My intent is to cover each one of these as clearly as possible from data.table perspective.

(我的目的是从data.table的角度尽可能清楚地涵盖其中的每一个。)

Note: unless explicitly mentioned otherwise, by referring to dplyr, we refer to dplyr's data.frame interface whose internals are in C++ using Rcpp.

(注意:除非另有明确说明,否则通过引用dplyr,我们引用dplyr的data.frame接口,其内部使用Rcpp在C ++中。)


The data.table syntax is consistent in its form - DT[i, j, by] .

(data.table语法的形式是一致的 - DT[i, j, by] 。)

To keep i , j and by together is by design.

(保持ijby在一起是设计的。)

By keeping related operations together, it allows to easily optimise operations for speed and more importantly memory usage , and also provide some powerful features , all while maintaining the consistency in syntax.

(通过将相关操作保持在一起,它允许轻松优化操作以提高速度 ,更重要的是内存使用 ,并提供一些强大的功能 ,同时保持语法的一致性。)

1. Speed (1.速度)

Quite a few benchmarks (though mostly on grouping operations) have been added to the question already showing data.table gets faster than dplyr as the number of groups and/or rows to group by increase, including benchmarks by Matt on grouping from 10 million to 2 billion rows (100GB in RAM) on 100 - 10 million groups and varying grouping columns, which also compares pandas .

(相当多的基准测试(尽管主要是分组操作)已经添加到已经显示data.table的问题比dplyr 更快 ,因为要分组的组和/或行的数量增加,包括Matt在分组上的基准1000万到20亿行 (100GB内存)在100-1000万个组和不同的分组列上,这也比较了pandas 。)

See also updated benchmarks , which include Spark and pydatatable as well.

(另请参阅更新的基准测试 ,其中包括Sparkpydatatable 。)

On benchmarks, it would be great to cover these remaining aspects as well:

(在基准测试中,覆盖这些剩余方面也很棒:)

  • Grouping operations involving a subset of rows - ie, DT[x > val, sum(y), by = z] type operations.
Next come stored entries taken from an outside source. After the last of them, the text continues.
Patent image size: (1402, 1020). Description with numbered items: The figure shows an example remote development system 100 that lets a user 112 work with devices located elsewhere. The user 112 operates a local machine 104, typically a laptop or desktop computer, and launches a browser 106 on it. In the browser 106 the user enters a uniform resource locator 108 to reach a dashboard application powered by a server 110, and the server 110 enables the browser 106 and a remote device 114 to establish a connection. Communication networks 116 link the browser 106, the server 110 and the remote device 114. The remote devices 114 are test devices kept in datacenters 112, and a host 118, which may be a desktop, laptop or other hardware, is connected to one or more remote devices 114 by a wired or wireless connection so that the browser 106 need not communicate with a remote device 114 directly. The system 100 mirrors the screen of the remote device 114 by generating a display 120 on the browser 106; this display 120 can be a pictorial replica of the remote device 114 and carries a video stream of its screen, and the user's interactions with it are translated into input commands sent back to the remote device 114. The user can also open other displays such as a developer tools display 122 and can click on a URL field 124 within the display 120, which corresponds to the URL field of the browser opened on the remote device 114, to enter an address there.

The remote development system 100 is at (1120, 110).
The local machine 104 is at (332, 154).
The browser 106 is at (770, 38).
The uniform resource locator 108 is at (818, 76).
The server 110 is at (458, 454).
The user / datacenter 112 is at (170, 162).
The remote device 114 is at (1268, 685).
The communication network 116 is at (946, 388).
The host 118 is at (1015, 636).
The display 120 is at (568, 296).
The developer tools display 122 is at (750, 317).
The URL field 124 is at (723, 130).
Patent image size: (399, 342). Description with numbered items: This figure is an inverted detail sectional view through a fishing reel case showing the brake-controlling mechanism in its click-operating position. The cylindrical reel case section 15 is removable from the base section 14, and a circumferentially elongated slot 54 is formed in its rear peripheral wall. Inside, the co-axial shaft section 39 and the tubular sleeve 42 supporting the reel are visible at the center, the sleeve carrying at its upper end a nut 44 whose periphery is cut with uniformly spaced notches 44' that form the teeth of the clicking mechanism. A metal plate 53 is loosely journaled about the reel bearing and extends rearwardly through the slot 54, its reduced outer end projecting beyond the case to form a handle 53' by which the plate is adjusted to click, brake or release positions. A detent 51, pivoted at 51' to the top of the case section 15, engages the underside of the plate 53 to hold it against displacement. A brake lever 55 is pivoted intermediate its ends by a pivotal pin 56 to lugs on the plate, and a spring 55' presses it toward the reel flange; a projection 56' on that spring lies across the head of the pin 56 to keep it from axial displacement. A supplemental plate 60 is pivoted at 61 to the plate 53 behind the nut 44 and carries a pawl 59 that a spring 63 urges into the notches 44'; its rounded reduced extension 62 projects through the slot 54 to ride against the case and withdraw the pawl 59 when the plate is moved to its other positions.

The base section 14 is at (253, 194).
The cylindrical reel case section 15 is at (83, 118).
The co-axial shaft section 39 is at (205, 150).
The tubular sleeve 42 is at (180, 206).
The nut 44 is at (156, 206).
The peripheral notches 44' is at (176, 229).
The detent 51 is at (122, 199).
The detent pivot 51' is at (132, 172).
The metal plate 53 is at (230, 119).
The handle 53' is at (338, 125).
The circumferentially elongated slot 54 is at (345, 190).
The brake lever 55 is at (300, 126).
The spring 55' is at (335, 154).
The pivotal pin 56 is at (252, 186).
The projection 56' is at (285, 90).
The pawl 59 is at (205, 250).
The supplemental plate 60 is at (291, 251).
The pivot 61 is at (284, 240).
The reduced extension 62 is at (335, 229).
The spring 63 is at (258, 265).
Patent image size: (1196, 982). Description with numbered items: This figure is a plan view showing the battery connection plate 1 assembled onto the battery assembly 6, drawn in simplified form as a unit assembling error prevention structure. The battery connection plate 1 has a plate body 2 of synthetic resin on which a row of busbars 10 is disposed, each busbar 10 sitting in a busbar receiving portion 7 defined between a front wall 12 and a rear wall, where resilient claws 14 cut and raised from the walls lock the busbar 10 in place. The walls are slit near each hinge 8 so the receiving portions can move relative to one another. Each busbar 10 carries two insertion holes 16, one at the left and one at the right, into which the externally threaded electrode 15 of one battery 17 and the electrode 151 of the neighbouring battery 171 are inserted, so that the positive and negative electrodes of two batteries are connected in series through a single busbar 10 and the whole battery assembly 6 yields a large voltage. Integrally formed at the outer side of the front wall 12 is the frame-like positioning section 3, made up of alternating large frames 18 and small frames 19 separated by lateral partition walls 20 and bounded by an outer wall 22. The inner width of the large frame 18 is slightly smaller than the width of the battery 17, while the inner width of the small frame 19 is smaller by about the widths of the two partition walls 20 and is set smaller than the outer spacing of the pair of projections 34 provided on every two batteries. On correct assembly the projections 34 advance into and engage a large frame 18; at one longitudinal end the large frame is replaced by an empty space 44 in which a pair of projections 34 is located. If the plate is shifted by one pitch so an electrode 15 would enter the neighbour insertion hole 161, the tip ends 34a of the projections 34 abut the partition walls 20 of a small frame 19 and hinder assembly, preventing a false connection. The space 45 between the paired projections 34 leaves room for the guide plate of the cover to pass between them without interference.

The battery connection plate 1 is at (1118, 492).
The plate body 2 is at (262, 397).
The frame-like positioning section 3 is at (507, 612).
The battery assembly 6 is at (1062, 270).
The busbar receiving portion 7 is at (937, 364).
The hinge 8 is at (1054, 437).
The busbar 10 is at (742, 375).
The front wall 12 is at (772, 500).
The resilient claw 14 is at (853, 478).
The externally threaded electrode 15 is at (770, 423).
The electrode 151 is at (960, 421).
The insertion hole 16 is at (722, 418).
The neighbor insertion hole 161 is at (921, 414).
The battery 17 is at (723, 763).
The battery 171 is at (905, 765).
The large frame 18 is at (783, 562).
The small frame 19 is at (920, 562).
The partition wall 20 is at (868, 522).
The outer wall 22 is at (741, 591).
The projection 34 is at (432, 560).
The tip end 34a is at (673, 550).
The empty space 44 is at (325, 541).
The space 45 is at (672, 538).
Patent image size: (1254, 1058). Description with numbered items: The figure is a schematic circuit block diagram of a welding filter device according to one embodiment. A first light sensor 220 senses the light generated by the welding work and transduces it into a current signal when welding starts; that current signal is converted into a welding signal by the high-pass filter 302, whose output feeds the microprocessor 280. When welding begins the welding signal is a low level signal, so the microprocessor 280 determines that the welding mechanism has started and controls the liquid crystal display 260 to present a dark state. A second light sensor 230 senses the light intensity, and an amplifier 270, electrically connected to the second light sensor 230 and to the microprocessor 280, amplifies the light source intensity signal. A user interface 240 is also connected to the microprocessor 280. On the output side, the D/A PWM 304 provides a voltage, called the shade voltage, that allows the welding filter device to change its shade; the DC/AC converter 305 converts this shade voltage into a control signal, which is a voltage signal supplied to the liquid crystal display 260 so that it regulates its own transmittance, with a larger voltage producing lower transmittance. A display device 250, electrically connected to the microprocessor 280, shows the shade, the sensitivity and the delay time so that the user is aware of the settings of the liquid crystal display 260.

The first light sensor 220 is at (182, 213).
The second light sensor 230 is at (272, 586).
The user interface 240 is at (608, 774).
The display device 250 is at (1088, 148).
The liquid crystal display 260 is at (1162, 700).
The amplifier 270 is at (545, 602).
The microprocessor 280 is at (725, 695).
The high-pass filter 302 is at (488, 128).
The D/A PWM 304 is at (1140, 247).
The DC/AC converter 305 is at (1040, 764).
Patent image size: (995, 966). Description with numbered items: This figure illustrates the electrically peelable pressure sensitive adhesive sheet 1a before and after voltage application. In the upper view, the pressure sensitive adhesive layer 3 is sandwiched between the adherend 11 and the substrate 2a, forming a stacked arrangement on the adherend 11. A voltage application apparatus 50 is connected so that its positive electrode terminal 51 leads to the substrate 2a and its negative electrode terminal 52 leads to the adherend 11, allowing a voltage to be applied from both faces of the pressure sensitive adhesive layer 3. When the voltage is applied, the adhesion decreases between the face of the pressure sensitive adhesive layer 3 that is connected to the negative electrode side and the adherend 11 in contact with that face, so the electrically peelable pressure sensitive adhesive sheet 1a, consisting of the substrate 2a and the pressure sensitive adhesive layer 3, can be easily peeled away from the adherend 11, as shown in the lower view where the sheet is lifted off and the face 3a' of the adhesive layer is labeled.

    (涉及行子集的分组操作 - 即DT[x > val, sum(y), by = z]类型的操作。)

  • Benchmark other operations such as update and joins .

    (对其他操作进行基准测试,例如更新连接 。)

  • Also benchmark memory footprint for each operation in addition to runtime.

    (除运行时外,还为每个操作的基准内存占用量 。)

2. Memory usage (2.内存使用情况)

  1. Operations involving filter() or slice() in dplyr can be memory inefficient (on both data.frames and data.tables).

    (涉及dplyr中的filter()slice()的操作可能内存效率低(在data.frames和data.tables上)。)

    See this post .

    (看这篇文章 。)

    Note that Hadley's comment talks about speed (that dplyr is plentiful fast for him), whereas the major concern here is memory .

    (请注意, Hadley的评论谈论速度 (dplyr对他来说很快),而主要关注的是记忆 。)

  2. data.table interface at the moment allows one to modify/update columns by reference (note that we don't need to re-assign the result back to a variable).

    (data.table接口目前允许通过引用修改/更新列(请注意,我们不需要将结果重新分配回变量)。)

     # sub-assign by reference, updates 'y' in-place DT[x >= 1L, y := NA] 

    But dplyr will never update by reference.

    (但dplyr 永远不会通过引用更新。)

    The dplyr equivalent would be (note that the result needs to be re-assigned):

    (dplyr等价物将是(注意结果需要重新分配):)

     # copies the entire 'y' column ans <- DF %>% mutate(y = replace(y, which(x >= 1L), NA)) 

    A concern for this is referential transparency .

    (对此的关注是参考透明度 。)

    Updating a data.table object by reference, especially within a function may not be always desirable.

    (通过引用更新data.table对象,尤其是在函数内更新可能并不总是令人满意的。)

    But this is an incredibly useful feature: see this and this posts for interesting cases.

    (但这是一个非常有用的功能:看到这个这个帖子的有趣案例。)

    And we want to keep it.

    (我们想保留它。)

    Therefore we are working towards exporting shallow() function in data.table that will provide the user with both possibilities .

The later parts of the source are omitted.